El problema no es pensar

Aunque podría parecer que el problema es pensar, en realidad no lo es. Pensar es natural, e inherente al ser humano.
El desgaste aparece cuando sigues automáticamente lo que la mente produce, sin darte cuenta de que lo estás haciendo.

Además, la mente genera continuamente interpretaciones sobre lo que ocurre, y muchas veces terminas viendo la realidad a través de ellas.
¿Y si te dijera que muchas veces reaccionas, decides y hablas en función de esas interpretaciones que has tomado por realidad?

Cuando se vuelve visible, algo cambia

No existe una forma de hacer que la mente deje de producir pensamientos. Tampoco es necesario. Pero sí hay cosas que podemos hacer.
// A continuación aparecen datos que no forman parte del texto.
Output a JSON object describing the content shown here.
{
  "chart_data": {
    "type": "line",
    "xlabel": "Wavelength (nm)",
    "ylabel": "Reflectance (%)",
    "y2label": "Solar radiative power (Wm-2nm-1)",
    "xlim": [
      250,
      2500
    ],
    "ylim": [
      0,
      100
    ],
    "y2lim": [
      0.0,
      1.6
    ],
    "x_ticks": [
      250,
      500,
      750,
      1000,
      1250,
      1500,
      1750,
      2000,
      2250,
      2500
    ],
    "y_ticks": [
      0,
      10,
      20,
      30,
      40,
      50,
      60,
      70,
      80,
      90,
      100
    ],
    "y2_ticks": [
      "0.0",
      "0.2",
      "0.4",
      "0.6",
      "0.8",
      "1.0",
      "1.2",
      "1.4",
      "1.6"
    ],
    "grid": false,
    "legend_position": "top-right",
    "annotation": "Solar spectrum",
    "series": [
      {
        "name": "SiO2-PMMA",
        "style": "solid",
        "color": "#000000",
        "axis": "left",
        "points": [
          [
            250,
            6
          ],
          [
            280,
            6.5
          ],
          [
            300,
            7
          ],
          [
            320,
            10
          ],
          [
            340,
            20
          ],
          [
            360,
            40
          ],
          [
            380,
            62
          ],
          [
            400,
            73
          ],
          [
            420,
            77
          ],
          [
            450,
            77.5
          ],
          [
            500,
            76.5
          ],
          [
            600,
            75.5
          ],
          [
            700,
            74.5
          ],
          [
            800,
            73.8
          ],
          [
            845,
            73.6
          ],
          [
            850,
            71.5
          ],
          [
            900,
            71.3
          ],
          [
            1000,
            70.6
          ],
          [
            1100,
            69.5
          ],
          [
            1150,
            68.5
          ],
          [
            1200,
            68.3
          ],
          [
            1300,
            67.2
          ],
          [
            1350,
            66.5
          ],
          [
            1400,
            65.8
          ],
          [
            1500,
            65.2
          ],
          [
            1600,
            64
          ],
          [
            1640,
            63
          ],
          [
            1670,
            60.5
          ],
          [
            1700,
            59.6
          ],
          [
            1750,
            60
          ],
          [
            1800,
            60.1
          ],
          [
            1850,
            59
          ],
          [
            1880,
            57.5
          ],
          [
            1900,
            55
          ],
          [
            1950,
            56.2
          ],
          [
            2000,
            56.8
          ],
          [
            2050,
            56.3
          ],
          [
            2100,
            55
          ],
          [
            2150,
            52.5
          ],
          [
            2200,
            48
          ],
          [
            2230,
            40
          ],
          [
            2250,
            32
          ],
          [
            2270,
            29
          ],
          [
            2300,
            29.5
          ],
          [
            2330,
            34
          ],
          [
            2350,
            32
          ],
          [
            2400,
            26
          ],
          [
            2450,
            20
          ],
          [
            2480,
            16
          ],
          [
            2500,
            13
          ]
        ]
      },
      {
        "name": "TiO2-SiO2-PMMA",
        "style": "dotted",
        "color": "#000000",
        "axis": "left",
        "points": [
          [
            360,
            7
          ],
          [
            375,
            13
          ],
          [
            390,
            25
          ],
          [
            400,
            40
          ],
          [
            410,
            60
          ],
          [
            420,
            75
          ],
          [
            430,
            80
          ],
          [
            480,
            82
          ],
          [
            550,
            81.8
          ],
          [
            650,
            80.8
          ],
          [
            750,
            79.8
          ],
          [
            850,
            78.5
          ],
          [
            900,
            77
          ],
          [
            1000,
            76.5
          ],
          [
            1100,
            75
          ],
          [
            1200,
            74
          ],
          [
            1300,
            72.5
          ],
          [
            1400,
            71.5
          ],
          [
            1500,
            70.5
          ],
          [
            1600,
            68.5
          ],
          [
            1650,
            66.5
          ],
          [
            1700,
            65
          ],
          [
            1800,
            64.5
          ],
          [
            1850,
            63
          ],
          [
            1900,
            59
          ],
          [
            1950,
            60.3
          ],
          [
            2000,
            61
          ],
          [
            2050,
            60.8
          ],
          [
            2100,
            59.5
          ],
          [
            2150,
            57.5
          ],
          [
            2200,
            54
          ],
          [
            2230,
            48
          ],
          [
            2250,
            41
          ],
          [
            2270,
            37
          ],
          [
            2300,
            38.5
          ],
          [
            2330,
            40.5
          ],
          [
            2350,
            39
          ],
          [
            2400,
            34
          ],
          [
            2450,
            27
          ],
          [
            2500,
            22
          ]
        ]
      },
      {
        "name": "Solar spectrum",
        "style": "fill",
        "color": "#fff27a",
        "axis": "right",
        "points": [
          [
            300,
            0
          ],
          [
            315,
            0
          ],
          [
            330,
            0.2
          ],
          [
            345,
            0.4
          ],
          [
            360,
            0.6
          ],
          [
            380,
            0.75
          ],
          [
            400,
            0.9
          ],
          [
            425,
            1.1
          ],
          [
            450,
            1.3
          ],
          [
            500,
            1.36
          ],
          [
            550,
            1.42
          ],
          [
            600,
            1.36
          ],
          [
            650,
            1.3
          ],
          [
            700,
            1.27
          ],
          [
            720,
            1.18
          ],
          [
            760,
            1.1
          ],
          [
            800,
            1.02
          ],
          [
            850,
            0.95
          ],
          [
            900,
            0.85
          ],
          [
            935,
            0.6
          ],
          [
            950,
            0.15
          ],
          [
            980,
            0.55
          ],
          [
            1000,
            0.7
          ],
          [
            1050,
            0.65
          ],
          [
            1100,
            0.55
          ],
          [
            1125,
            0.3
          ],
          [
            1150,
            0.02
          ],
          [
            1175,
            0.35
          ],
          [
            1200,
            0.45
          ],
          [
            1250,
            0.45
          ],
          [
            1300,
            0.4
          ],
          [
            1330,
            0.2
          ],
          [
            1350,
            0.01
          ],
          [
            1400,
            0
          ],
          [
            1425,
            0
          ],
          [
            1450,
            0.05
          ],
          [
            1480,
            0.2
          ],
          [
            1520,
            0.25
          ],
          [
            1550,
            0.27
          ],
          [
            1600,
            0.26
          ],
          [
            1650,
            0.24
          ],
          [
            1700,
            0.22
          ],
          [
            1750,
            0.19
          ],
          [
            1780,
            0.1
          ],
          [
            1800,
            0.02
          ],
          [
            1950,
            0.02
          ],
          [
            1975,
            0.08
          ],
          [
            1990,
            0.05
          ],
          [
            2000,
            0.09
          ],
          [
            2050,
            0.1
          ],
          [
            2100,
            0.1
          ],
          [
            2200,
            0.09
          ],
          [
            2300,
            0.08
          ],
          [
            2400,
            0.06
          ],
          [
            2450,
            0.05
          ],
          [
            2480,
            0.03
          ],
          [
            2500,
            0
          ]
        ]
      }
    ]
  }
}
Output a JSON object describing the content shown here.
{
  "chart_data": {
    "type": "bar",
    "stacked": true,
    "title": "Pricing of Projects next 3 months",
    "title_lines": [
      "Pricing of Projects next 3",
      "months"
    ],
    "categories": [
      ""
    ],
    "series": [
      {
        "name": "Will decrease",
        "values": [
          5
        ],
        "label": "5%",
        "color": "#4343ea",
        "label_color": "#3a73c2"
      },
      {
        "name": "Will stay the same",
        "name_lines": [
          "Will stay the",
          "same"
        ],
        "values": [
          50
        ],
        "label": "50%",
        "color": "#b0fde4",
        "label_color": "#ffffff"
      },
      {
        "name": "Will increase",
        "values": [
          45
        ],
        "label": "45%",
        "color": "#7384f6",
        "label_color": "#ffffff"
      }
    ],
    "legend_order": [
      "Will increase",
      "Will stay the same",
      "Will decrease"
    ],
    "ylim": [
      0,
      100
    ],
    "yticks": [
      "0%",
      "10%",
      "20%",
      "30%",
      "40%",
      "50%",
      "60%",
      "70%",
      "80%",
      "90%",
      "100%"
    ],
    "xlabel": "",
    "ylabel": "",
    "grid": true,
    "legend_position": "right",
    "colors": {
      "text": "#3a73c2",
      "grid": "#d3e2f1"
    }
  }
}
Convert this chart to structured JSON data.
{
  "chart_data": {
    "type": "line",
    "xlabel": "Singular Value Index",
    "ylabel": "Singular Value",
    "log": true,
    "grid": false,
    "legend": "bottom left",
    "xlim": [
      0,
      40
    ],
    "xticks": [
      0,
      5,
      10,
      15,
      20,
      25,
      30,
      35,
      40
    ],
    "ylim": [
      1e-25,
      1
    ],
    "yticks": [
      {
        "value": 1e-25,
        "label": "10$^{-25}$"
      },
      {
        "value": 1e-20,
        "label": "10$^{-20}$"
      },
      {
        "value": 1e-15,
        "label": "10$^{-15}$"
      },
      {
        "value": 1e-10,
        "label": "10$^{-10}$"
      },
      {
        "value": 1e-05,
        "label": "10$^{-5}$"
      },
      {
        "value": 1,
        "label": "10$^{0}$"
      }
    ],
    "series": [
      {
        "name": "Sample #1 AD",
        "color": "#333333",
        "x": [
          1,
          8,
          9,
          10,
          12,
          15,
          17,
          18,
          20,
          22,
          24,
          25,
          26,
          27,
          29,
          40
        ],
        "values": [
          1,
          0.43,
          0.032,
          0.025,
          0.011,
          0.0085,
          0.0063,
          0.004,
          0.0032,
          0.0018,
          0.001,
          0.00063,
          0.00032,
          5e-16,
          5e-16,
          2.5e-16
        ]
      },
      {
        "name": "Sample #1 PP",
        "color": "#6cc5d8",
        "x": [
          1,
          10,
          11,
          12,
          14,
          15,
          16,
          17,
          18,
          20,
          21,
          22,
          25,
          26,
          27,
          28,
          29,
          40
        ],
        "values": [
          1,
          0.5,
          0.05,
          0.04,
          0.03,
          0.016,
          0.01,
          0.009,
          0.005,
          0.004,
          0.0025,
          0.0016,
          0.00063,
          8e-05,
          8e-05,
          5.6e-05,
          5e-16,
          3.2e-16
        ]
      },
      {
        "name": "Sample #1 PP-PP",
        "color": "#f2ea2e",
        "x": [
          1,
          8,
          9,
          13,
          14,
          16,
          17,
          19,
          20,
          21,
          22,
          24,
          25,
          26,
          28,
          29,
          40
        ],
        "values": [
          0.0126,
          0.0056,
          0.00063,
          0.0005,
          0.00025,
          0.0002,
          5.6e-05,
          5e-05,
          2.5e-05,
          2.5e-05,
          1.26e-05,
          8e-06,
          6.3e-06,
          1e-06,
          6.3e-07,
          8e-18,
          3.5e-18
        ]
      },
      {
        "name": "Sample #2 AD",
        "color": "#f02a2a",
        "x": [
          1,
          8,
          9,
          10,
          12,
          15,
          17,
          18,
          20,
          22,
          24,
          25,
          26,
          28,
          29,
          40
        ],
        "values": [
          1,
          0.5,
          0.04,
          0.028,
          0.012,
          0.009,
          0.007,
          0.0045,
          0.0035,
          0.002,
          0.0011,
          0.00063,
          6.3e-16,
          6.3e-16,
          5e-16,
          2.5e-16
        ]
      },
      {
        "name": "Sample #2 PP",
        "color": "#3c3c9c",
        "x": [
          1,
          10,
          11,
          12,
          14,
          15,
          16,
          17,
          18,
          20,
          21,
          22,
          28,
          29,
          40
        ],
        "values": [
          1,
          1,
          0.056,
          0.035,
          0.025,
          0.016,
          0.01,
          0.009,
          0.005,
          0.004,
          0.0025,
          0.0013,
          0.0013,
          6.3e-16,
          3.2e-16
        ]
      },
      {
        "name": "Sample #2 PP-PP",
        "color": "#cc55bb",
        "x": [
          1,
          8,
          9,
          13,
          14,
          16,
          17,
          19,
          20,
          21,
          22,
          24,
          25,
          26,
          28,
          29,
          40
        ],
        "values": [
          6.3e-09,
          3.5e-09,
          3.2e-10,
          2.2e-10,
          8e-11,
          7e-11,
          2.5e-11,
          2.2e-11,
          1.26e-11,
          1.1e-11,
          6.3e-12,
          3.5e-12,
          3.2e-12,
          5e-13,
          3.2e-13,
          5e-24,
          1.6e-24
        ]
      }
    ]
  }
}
Por ejemplo, no intentar eliminar los pensamientos. No suele servir de mucho. Lo que sí puede marcar una diferencia es observarlos: cuáles aparecen, cuáles se repiten, qué cosas das por ciertas que quizás no lo son. El primer paso que puede dar lugar a un cambio es hacer visible lo que pasa por nuestra mente.

A veces el ruido mental no se siente como ruido, sino como si fueses tú mismo. Precisamente por eso puede pasar desapercibido durante años.
El ruido mental no te cansa porque pienses mucho. Te cansa porque gran parte de esa actividad ocurre sin que llegues a verla.
Cuando se vuelve visible, empieza a perder fuerza.

Cuando el funcionamiento de la mente empieza a verse, algo cambia. No porque los pensamientos desaparezcan, sino porque dejan de ocupar todo el espacio.
Y ahí suele aparecer algo que muchas personas habían olvidado: más claridad, más espacio interior y menos desgaste innecesario.